= Pio Colonnello =

Italian philosopher (born 1951)

Pio Colonnello (born February 12, 1951, in Benevento) is an Italian philosopher and university professor.

==Biography==
Pio Colonnello has three degrees with honours in philosophy, in law and in humanities. In the academic year 1973/74 he won a scholarship at the "Istituto Italiano per gli Studi Storici", founded by Benedetto Croce, in Naples. Already a teacher in the Secondary School, from 1980 he has worked as researcher with tenure at the Department of Philosophy "A. Aliotta" of the University of Naples "Federico II". From 2001, he works as Professor of Theoretical Philosophy at the Faculty of Humanities of Calabria University.

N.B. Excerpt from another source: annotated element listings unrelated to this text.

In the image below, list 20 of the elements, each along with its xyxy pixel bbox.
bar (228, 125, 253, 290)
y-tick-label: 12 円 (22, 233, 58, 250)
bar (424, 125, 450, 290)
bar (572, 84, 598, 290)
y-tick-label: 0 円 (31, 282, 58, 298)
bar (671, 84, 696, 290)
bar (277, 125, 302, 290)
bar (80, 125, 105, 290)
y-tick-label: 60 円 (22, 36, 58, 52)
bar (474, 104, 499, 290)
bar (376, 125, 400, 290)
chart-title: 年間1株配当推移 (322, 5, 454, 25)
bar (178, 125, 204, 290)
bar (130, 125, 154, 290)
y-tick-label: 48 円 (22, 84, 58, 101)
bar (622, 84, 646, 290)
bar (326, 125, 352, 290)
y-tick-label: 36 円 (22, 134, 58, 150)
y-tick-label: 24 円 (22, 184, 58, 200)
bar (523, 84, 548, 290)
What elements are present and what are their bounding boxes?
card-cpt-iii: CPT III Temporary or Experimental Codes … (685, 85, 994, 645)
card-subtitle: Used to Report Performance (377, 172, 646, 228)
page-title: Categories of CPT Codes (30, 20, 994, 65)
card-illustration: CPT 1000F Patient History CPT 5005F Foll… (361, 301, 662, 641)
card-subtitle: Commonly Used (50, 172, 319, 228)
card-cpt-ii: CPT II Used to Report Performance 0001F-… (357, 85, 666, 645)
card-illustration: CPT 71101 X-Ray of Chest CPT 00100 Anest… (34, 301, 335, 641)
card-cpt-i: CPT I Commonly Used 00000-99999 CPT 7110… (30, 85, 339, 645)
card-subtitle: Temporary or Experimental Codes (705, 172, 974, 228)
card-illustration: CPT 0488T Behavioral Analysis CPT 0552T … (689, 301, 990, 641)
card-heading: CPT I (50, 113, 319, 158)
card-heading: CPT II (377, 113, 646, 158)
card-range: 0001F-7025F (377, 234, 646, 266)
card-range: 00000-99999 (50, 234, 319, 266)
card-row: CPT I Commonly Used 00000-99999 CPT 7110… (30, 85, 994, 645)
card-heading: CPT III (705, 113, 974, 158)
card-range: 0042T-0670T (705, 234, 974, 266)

He has collaborated with others on some philosophical reviews: Kant Studien, Criterio, Filosofia Oggi, Nord e Sud, Sapienza, Choros, Studi Kantiani, Zeitschrift für philosophische Forschung, The Journal of Value Inquiry (of which he is also Consulting Editor). He is member of the Scientific Committee of important philosophical reviews.

He is visiting professor at the Universidad Autónoma de Mèxico, at the Universidad Nacional Autónoma de México (Ciudad de México) and at the California State University, Northridge. He has organized many national and international Congresses.

He twice obtained the "Premio della Cultura" of the Ministers' Council Presidency. In the month of November 2007, he obtained the International Prize of Culture "Salvatore Valitutti".

Pio Colonnello has privileged some themes of research: the investigation on authors and themes included between transcendental criticism and phenomenological thought (by Kant to Husserl); the reflections on the fundamentals problems of philosophy of existence and of contemporary hermeneutics (Heidegger, Jaspers, Ricœur, Pareyson, Arendt); the analysis of some positions of the contemporary historicism between Europe and Latin America (Croce, Ortega y Gasset, Gaos, Ímaz, Nicol, Düssel). His proposal is to verify the interaction, in a historical and critical view, of the fundamental themes of Kantism, phenomenology and philosophy of existence.

==Bibliography==
- Heidegger interprete di Kant, Studio Editoriale di Cultura, Genova, 1981.
- Croce e i vociani, Studio Editoriale di Cultura, Genova, 1984.
- Tempo e necessità, Japadre, L'Aquila-Roma, 1987.
- Tra fenomenologia e filosofia dell'esistenza. Saggio su José Gaos, Morano, Napoli, 1990 (translated in English and Spanish: The Philosophy of José Gaos, Rodopi, Amsterdam-Atlanta, 1997; Entre fenomenologia y filosofia de la existencia. Ensayo sobre José Gaos, Jitajanfora Morelia Editorial, Morelia México, 2006).
- La questione della colpa tra filosofia dell'esistenza ed ermeneutica, Loffredo, Napoli, 1995.
- Percorsi di confine. Analisi dell'esistenza e filosofia della libertà, Luciano, Napoli, 1999.
- Croce e Dewey oggi (with G. Spadafora), Bibliopolis, Napoli, 2002.
- Ragione e rivelazione (with con P. Giustiniani), Borla, Roma, 2003.
- Melanconia ed esistenza, Luciano, Napoli, 2003.
- Filosofia e politica in America latina (edited by Pio Colonnello), Armando, Roma, 2005.
- Itinerari di filosofia ispanoamericana, Armando, Roma, 2007.
- Storia esistenza liberta. Rileggendo Croce, Armando, Roma, 2009.
- Martin Heidegger e Hannah Arendt, Guida, Napoli, 2009 (translated in Spanish: Martin Heidegger y Hannah Arendt, Ediciones del Signo, Buenos Aires, 2010).